La population agricole est souvent la cible des manipulateurs d’opinion et des démagogues travaillant pour l’élite. Au Canada, la confiance envers les agriculteurs est très élevée. Les Canadiens sont au courant de la lutte à laquelle les agriculteurs sont confrontés et de la mesure dans laquelle ils dépendent de leur alimentation. Les Canadiens se soucient lorsque les agriculteurs sont scandalisés publiquement. Le 1% utilise ces informations et, dans ce cas, mobilise l'indignation des agriculteurs pour qu'ils conservent des échappatoires fiscales lucratives, comme s'ils aidaient également les agriculteurs.

Il existe un moyen d'aider les agriculteurs en proposant des modifications positives à la Loi de l'impôt sur le revenu. Les agriculteurs ont du mal à gagner leur vie à la ferme. La dette agricole est à son plus haut niveau. Une population agricole vieillissante a du mal à maintenir la sécurité du revenu lorsqu'elle aide à mettre en place une nouvelle génération à la ferme. La valeur des terres agricoles est disproportionnée par rapport au revenu agricole, ce qui complique encore davantage le transfert de la ferme à la génération suivante.

Quelques mesures pratiques pour aider les agriculteurs sont les suivantes:

  • Augmenter l'exonération unique des gains en capital afin de maintenir le revenu des agriculteurs qui prennent leur retraite et de faciliter les transferts à la génération suivante.
  • Encourager et faciliter les agriculteurs débutants avec de nouvelles incitations et des allégements fiscaux.
  • La propriété foncière à l'abri des taxes et spéculative pour ramener la valeur des terres agricoles en ligne avec les revenus agricoles afin de rendre les terres plus abordables pour la prochaine génération d'agriculteurs.
  • Utiliser des incitations fiscales pour faciliter la formation de fiducies foncières.

Nous devons percevoir les taxes là où elles sont dues et nous devons utiliser les possibilités de consultation offertes par le gouvernement fédéral pour plaider en faveur du type de mesures fiscales dont les agriculteurs ont réellement besoin et qui sont bénéfiques pour le public canadien.

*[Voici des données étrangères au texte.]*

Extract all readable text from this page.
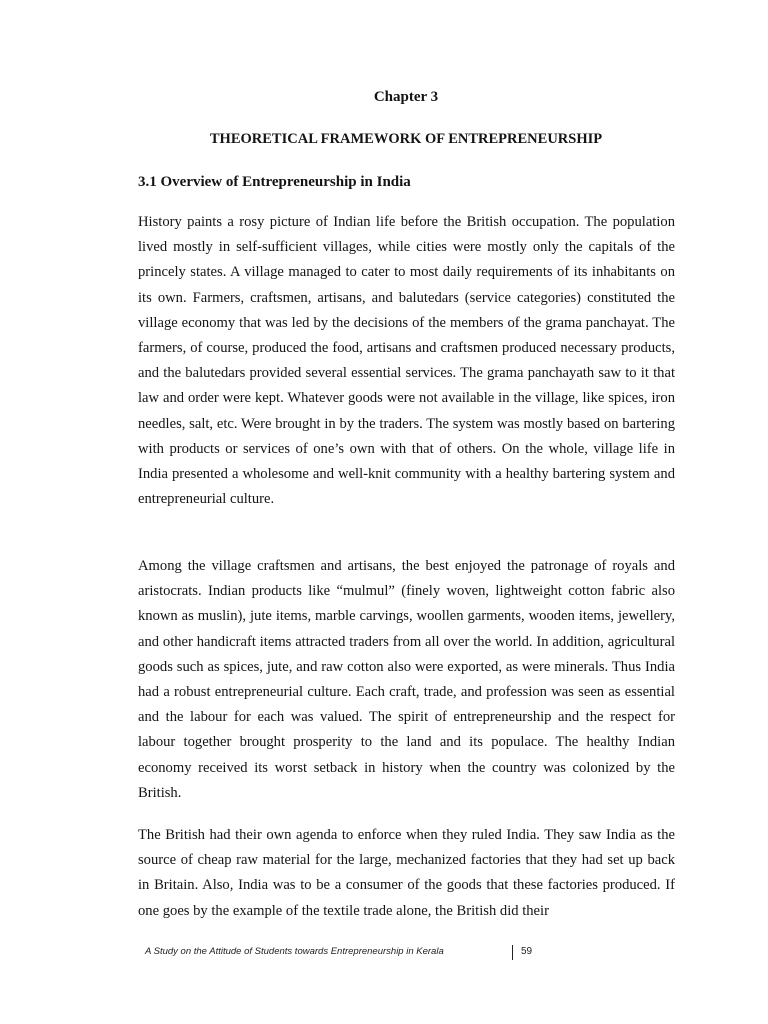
Chapter 3
THEORETICAL FRAMEWORK OF ENTREPRENEURSHIP
3.1 Overview of Entrepreneurship in India

History paints a rosy picture of Indian life before the British occupation. The population lived mostly in self-sufficient villages, while cities were mostly only the capitals of the princely states. A village managed to cater to most daily requirements of its inhabitants on its own. Farmers, craftsmen, artisans, and balutedars (service categories) constituted the village economy that was led by the decisions of the members of the grama panchayat. The farmers, of course, produced the food, artisans and craftsmen produced necessary products, and the balutedars provided several essential services. The grama panchayath saw to it that law and order were kept. Whatever goods were not available in the village, like spices, iron needles, salt, etc. Were brought in by the traders. The system was mostly based on bartering with products or services of one’s own with that of others. On the whole, village life in India presented a wholesome and well-knit community with a healthy bartering system and entrepreneurial culture.

Among the village craftsmen and artisans, the best enjoyed the patronage of royals and aristocrats. Indian products like “mulmul” (finely woven, lightweight cotton fabric also known as muslin), jute items, marble carvings, woollen garments, wooden items, jewellery, and other handicraft items attracted traders from all over the world. In addition, agricultural goods such as spices, jute, and raw cotton also were exported, as were minerals. Thus India had a robust entrepreneurial culture. Each craft, trade, and profession was seen as essential and the labour for each was valued. The spirit of entrepreneurship and the respect for labour together brought prosperity to the land and its populace. The healthy Indian economy received its worst setback in history when the country was colonized by the British.

The British had their own agenda to enforce when they ruled India. They saw India as the source of cheap raw material for the large, mechanized factories that they had set up back in Britain. Also, India was to be a consumer of the goods that these factories produced. If one goes by the example of the textile trade alone, the British did their

A Study on the Attitude of Students towards Entrepreneurship in Kerala	59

Pour plus d’informations sur ce sujet, veuillez consulter la UNFla note politique de, «Séparer le grain de l'ivraie concernant les propositions de réforme fiscale»

Jan Slomp
A propos de l'auteur

Jan Slomp

Jan Slomp et son épouse, Marian, sont producteurs laitiers depuis 1979, d'abord dans leurs Pays-Bas natals et d'avril 1989 à 2015, en Alberta. Ils ont récemment déménagé en Colombie-Britannique et ouvert une nouvelle ferme sur l'île de Vancouver.